SEC Issed a Subpoena to Robinhood Soon After the Collapse of FTX
According to a Monday report, the online broker Robinhood received a subpoena from the SEC sometime after Sam Bankman-Fried’s FTX filed for bankruptcy. The exact aim of the Commission’s investigation is not yet known, but it relates to the broker’s cryptocurrency offering.
Robinhood started offering Bitcoin and Ethereum trading already in 2018, and by early 2023 its commission-free digital asset trading features a wide selection of tokens. The broker’s cryptocurrency trading volume saw a notable decline throughout the “crypto winter” of 2022 but the company has since reported a staggering jump in volume during the January rally.
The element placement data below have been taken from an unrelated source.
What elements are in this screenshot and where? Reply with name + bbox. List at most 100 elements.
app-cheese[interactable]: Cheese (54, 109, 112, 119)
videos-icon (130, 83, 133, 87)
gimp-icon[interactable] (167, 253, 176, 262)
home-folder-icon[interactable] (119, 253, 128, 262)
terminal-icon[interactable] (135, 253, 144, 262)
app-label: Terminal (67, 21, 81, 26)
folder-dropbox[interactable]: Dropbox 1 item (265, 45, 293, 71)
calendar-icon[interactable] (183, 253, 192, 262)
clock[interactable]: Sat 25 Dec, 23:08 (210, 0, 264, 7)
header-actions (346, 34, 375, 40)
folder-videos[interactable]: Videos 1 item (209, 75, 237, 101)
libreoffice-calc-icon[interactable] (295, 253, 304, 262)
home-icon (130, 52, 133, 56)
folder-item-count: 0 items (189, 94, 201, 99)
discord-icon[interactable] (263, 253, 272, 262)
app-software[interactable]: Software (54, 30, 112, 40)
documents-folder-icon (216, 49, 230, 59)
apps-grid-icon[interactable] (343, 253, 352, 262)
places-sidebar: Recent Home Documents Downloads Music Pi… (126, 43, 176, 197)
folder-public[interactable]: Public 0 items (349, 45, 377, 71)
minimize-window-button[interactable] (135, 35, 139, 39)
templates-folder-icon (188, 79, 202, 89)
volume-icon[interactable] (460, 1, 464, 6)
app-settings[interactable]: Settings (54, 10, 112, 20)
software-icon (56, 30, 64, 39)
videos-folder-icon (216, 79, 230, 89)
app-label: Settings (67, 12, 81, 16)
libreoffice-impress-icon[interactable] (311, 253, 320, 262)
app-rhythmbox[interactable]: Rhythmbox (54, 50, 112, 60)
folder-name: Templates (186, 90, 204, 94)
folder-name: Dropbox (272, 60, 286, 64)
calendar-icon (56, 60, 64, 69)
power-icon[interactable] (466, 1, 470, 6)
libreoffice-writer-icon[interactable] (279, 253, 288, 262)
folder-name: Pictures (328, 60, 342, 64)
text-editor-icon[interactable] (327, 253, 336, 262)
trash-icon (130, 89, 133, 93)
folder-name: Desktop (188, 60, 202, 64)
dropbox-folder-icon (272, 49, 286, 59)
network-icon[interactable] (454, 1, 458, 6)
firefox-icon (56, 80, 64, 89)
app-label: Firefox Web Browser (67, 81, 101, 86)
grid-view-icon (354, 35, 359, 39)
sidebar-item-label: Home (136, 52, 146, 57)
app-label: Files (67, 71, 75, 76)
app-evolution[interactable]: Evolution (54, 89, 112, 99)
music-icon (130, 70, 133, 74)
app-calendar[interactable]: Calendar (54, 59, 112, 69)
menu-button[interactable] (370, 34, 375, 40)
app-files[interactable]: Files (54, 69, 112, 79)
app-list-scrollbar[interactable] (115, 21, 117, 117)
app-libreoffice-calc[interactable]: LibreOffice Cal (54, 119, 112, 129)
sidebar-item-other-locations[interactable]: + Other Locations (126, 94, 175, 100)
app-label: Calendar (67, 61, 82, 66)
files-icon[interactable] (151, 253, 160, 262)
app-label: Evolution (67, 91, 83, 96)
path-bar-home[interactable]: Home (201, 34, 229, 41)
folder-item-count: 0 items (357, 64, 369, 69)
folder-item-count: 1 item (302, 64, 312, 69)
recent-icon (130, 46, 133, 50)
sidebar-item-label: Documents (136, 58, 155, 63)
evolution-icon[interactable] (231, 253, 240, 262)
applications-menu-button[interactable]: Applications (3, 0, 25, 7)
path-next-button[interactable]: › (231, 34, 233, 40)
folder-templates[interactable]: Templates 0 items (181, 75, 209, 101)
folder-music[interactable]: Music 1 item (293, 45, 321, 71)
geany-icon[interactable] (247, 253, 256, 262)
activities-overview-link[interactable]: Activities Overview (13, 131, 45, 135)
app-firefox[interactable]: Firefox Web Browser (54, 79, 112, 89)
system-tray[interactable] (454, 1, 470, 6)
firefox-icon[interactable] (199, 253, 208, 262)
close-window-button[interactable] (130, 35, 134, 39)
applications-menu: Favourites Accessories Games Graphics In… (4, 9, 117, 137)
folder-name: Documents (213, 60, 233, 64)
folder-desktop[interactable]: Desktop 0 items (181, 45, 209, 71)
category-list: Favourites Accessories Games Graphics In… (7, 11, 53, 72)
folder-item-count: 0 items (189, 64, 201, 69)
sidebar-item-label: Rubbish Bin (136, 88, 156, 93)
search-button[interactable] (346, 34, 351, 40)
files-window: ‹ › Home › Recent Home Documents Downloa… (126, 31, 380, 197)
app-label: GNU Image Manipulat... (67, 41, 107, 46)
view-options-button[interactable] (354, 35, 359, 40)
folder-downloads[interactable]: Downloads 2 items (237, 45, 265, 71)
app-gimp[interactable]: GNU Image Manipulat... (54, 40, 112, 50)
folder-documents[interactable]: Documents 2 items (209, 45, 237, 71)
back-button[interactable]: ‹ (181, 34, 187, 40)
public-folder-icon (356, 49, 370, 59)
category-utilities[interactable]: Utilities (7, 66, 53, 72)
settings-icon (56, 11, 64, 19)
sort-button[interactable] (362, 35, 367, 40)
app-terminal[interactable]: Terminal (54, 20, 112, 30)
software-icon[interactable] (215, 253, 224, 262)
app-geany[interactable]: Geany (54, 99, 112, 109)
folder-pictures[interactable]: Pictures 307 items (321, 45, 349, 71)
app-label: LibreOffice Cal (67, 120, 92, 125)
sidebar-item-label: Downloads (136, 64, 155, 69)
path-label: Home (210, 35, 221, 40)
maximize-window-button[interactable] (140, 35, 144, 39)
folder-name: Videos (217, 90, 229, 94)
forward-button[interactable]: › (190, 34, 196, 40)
The online broker already found itself at the receiving end of an SEC enforcement action. In late 2020, the Commission charged Robinhood with misleading its customers over revenue sources and with failing to satisfy its Duty of Best Execution. At the time, the platform agreed to settle and paid $65 million.
SEC Increasingly Targeting Digital Assets
Thanks to his aggressive approach to digital assets, SEC’s Chair Gary Gensler has come to be viewed as a bit of a villain by the online crypto community. His agency’s actions have also been met with criticism from outside the industry with representative Tom Emmer even calling it a “shakedown authority” at one point. However, according to a document published in January, the White House is pleased with the SEC’s handling of the crypto industry.
On its “warpath,” the Commission undertook enforcement actions against multiple well-known names in the industry most recently targeting the cryptocurrency exchange Kraken for its staking service. Additionally, while SEC has been targeting firms that held an initial coin offering (ICO) since the publication of the DAO Report, it also set a troubling precedent when it ruled that LBRY’s LBC also constitutes a security despite never being part of such an offering.
Despite the possible precedent set by the decision pertaining to LBC, SEC is, according to some experts, set to lose its long-standing lawsuit against Ripple Labs whose XRP token also was never part of an ICO. The agency also came under fire for its efforts—or lack thereof—after the scale of FTX’s fraud and misconduct was revealed in the aftermath of the exchange’s collapse.